PCC Intermodal, grupa specjalizująca się w przewozach i przeładunkach kontenerów, stawia w tym roku na rozwój segmentu kolejowego. Do końca grudnia chce minimum 30 proc. realizowanego w kraju transportu obsługiwać samodzielnie własnym taborem. Do niedawna niemal w całości zlecała tę usługę firmom zewnętrznym.
– Prowadzimy jednocześnie przygotowania do uruchomienia pierwszej relacji międzynarodowej w korytarzu Bałtyk–Adriatyk – mówi Dariusz Stefański, prezes PCC Intermodal. Dodaje, że początkowo kontenerowe połączenia kolejowe na tej trasie będą realizowane raz lub dwa razy w tygodniu. Ponadto zarząd zamierza cały czas pracować nad poprawą efektywności, a tym samym także rentowności grupy kapitałowej.
Unijne wsparcie
Spółka na razie nie podaje, ile przeznaczy na inwestycje w tym i kolejnych latach. Wiadomo za to, na jakie projekty zostaną skierowane największe pieniądze. Wśród nich są zwłaszcza te dotyczące rozbudowy i budowy terminali przeładowujących kontenery. Sztandarową inwestycją będzie budowa ICY Tczew, tzw. terminalu konsolidacyjno-dystrybucyjnego na bezpośrednim zapleczu portów Gdańska i Gdyni. Ważną i kosztowną pozycją w budżecie będą wydatki na tabor, zwłaszcza na nowe lokomotywy i platformy podkontenerowe.
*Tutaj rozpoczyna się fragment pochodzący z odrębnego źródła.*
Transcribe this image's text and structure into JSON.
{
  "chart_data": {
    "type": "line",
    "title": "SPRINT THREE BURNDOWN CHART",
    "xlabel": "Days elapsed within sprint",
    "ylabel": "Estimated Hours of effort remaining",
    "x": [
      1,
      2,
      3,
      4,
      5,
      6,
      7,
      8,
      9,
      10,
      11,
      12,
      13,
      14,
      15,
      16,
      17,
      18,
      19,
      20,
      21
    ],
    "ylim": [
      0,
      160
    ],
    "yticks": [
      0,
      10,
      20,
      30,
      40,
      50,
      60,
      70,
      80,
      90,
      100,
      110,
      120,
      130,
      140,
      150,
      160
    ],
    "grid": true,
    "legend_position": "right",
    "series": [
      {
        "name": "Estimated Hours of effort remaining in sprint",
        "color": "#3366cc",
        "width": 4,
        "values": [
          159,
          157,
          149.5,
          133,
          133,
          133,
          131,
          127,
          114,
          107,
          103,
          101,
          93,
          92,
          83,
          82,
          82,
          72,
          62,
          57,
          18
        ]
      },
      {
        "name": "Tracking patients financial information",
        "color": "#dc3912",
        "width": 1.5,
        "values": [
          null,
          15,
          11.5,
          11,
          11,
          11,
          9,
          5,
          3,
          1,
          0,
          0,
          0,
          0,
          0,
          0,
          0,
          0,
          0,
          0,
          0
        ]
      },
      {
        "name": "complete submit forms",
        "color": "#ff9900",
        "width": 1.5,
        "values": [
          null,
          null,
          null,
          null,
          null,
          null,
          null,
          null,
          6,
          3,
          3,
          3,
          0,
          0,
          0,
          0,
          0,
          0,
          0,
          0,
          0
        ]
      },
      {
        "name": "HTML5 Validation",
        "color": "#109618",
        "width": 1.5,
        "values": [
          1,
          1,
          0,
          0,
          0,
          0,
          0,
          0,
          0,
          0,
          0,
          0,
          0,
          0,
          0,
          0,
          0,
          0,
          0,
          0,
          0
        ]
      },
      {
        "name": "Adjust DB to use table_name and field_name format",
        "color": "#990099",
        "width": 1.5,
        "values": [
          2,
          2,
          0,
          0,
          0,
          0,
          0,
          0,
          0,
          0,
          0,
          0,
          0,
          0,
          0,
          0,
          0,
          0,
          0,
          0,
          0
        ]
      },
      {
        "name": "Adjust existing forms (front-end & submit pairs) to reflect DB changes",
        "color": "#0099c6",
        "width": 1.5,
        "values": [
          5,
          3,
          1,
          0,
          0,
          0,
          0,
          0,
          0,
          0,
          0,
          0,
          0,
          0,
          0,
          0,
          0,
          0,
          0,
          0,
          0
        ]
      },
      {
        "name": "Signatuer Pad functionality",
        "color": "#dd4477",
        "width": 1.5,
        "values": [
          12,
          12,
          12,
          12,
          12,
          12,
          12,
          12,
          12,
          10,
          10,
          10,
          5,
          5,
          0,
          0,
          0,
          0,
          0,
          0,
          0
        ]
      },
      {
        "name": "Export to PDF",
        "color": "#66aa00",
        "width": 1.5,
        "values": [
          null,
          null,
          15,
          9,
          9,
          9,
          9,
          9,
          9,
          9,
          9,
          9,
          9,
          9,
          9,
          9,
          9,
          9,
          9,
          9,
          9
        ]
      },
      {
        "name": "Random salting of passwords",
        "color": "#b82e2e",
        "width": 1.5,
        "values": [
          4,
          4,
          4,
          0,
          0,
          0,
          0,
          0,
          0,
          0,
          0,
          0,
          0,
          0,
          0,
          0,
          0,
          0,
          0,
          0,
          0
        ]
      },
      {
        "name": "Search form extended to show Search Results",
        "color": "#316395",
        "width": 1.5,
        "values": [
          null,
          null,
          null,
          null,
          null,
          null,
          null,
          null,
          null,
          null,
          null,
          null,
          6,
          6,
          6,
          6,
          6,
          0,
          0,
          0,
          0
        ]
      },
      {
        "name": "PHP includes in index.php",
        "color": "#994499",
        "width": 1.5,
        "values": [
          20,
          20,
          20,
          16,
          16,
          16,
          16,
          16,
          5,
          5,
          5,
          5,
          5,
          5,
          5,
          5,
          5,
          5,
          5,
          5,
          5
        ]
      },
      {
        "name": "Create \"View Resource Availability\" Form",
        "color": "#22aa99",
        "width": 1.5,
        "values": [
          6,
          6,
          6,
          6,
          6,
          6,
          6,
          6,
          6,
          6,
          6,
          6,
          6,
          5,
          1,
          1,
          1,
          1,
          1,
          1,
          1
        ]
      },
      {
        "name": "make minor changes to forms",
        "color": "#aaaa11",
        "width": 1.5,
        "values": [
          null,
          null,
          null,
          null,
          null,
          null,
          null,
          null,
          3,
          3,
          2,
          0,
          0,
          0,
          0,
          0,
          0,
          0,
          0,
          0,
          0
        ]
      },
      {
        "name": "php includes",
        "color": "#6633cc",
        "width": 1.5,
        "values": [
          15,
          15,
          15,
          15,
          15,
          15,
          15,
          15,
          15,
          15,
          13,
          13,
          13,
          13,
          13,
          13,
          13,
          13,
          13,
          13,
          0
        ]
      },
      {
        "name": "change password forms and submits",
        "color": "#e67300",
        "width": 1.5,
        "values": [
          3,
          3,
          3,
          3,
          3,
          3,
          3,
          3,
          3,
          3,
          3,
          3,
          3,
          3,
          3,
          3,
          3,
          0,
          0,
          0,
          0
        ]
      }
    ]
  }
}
Spółka ma przygotowany wstępny plan inwestycyjny na lata 2018–2023. Inną sprawą jest, czy i w jakim zakresie rozpocznie realizację poszczególnych projektów, gdyż to zależy od decyzji dotyczących ich dofinansowania ze środków unijnych przez Centrum Unijnych Projektów Transportowych. – Złożyliśmy w grudniu pięć wniosków i teraz cierpliwie czekamy na decyzje. Na tej podstawie – mamy nadzieję, że w połowie roku – będziemy przygotowywać szczegółowy capex na poszczególne lata – twierdzi Stefański.
Większa częstotliwość
Na rynku zapotrzebowanie na przewozy kontenerów systematycznie rośnie. W efekcie PCC Intermodal zwiększa częstotliwość kursowania pociągów na wszystkich obsługiwanych trasach. – Wyzwaniem jest uruchamianie nowych połączeń, szczególnie na trasach międzynarodowych. Staramy się poszerzać zaplecze i rejon oddziaływania polskich portów na kraje sąsiednie (Czechy, Austria, Słowacja, Ukraina, Białoruś), ale wszelkie tego typu projekty w fazie początkowej są czasochłonne i bardzo kosztowne – informuje Stefański.